The time consumed in our partitioning method is relatively important and this is due essentially to the "uncoarsening" and the "constraints respecting" phases. In table 4 we show the time consumed to run clustering, placement and routing in both cases. We notice that by spending more time in the clustering stage we reduce the time that will be consumed in the placement and routing phases.

## 6. CONCLUSION

In this paper we proposed a multilevel partitioning method for cluster-based FPGAs. This method improves the routability by decreasing the number of required tracks in the FPGA routing. This method has also a good effect on optimising the critical path.

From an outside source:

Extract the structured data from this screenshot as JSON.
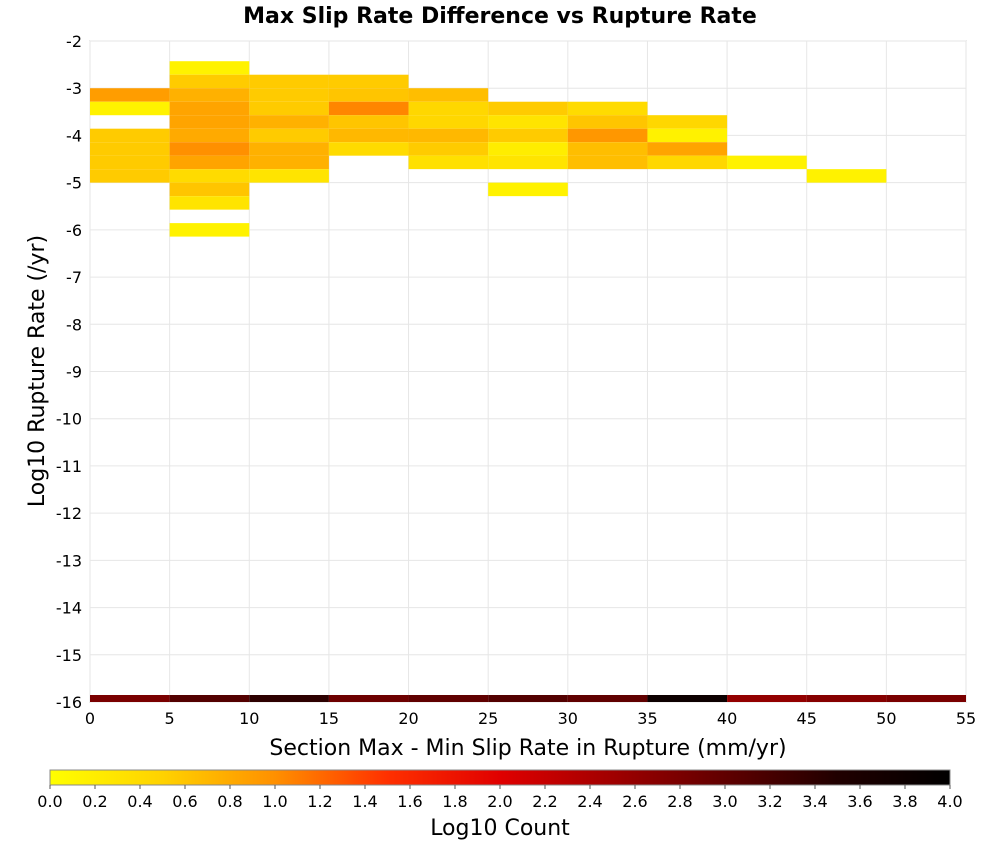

Those improvements were achieved thanks to the multilevel partitioning and the choice of the objective function. Those results in terms of area and power reduction are important for FPGA embedding on SOC.

# 7. REFERENCES

- [1] V.Betz, J.Rose and A.Marquartdt, "Architecture and CAD for Deep-Submicron FPGAs", Kluwer Academic Bublishers, 1999.
- [2] A.Marquart, V.Betz and J.Rose "Using Cluster-Based Logic blocks and Timing-Driven Packing to improve FPGA speed and density" ACM/SIGDA International Symposium on Field Programmable Gate Arrays, Montrey, CA, February 1999, pp.37-46.
- [3] E.Bozogzadeh, S.Ogrenci-Memik, M.Sarrafzadeh, "RPack: Routability-driven Packing for cluster-based FPGAs", Proceedings, Asia-South Pacific Design Automation conference, January 2001.
- [4] G.Karypis and V.Kumar, "Multilevel k-way Hypergraph Partitioning", DAC99, New Orleans Louisiana.
- [5] V.Betz, J.Rose "A New Packing, Placement and Routing tool for FPGA research", Proc Seventh FPLA, pp.213-222, 1997.
- [6] S.Yang, "Logic synthesis and optimization benchmarks" user guide version 3.0. MCNC, Jan. 1991.